When she goes into his apartment, her boyfriend is wearing a wig. I'm going to be the Undertaker he tells her, brushing aside the long black hair. He describes the rest of his outfit: black boots, long coat, a bowler hat with a big rim. He shows her his wrestling entrance; he's practiced. Stand over there, he says and he walks toward her painfully slow. He puffs his chest and clenches his fists, his skinny arms held stiff and away from his body.
     
He puts in a video saying, we have to watch this. It's our epic battle, he says. Mankind vs. The Undertaker. Hell in a Cell. The most infamous match of all time, he says to the screen.
   
They watch a steel, fenced cage descend from the ceiling, enveloping the ring and surrounding area. There is music and strobe, cheering.
   
It is custom built for injury, the announcer says.
   
Her character, Mankind enters the arena, disheveled and drunk-seeming, weaving and carrying a chair. He wears a loose tie, a ripped shirt, boots, and a mask.

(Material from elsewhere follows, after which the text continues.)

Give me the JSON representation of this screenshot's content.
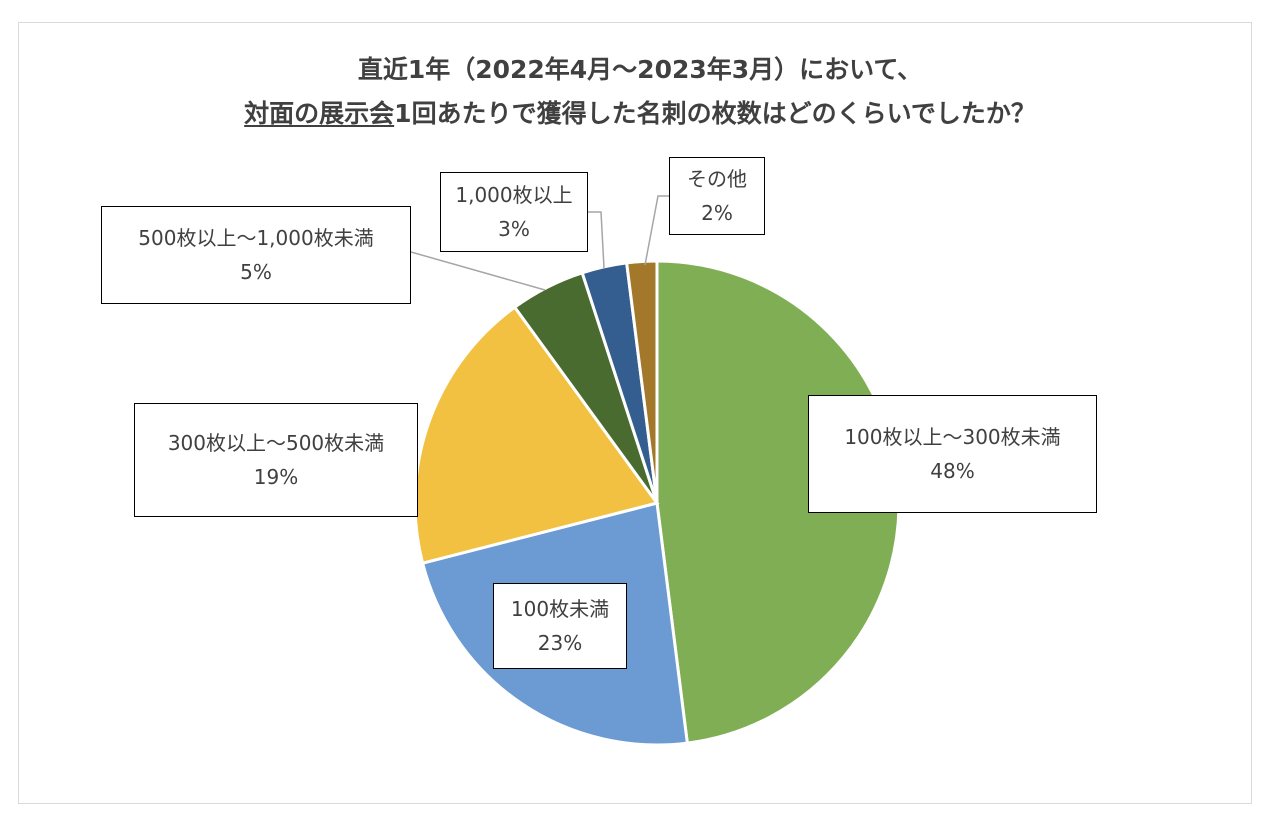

His hair looks greasy and slept-on.
   
That's you, her boyfriend says with a slap on the back.
   
Can you imagine what this human being will do to himself? the announcer asks.
   
Mankind throws the chair on top and then heaves himself onto the cage. The Undertaker enters in blasts of fire. She recognizes his signature, slow walk and his fists that seem permanently clenched.
   
Shortly after the match begins, her boyfriend's character throws hers off the sixteen-foot cage. Oh my God, an announcer pleas. Somebody get out here.
   
Don't worry, he gets up, her boyfriend says, patting her leg.
   
The throw is replayed until the quick thump upon impact feels part of her body.
   
Once Mankind is back on his feet, the match resumes. She half closes her eyes.
   
This is when I chokeslam you through the cage, her boyfriend says before Mankind falls again, this time into the ring. Her boyfriend leans over and kisses her on the cheek.
   
After, he shuts off the TV and turns to her. So you'll do it? he asks, leaning in close to her nose. You'll be Mankind?
   
Sure, she says smiling.
     
When she gets home, she sneaks into her bedroom before her roommate starts talking. She feels guilty, but just wants to sleep. Her roommate tells longwinded stories about eating habits, previous pet names, preferred detergents.
   
Eventually, she thinks, there will be no roommates, just two wrestlers, beefy in boots. Something will send her careening sixteen feet, or propel her through fence. After, he will draw her in, whisper in her ear. It will be fine, he'll say and then That must feel good.  He will say, And then the horse died, and it will be hilarious. They will roll on the floor in hyperventilate breath, in a jumble of laughter and clutch.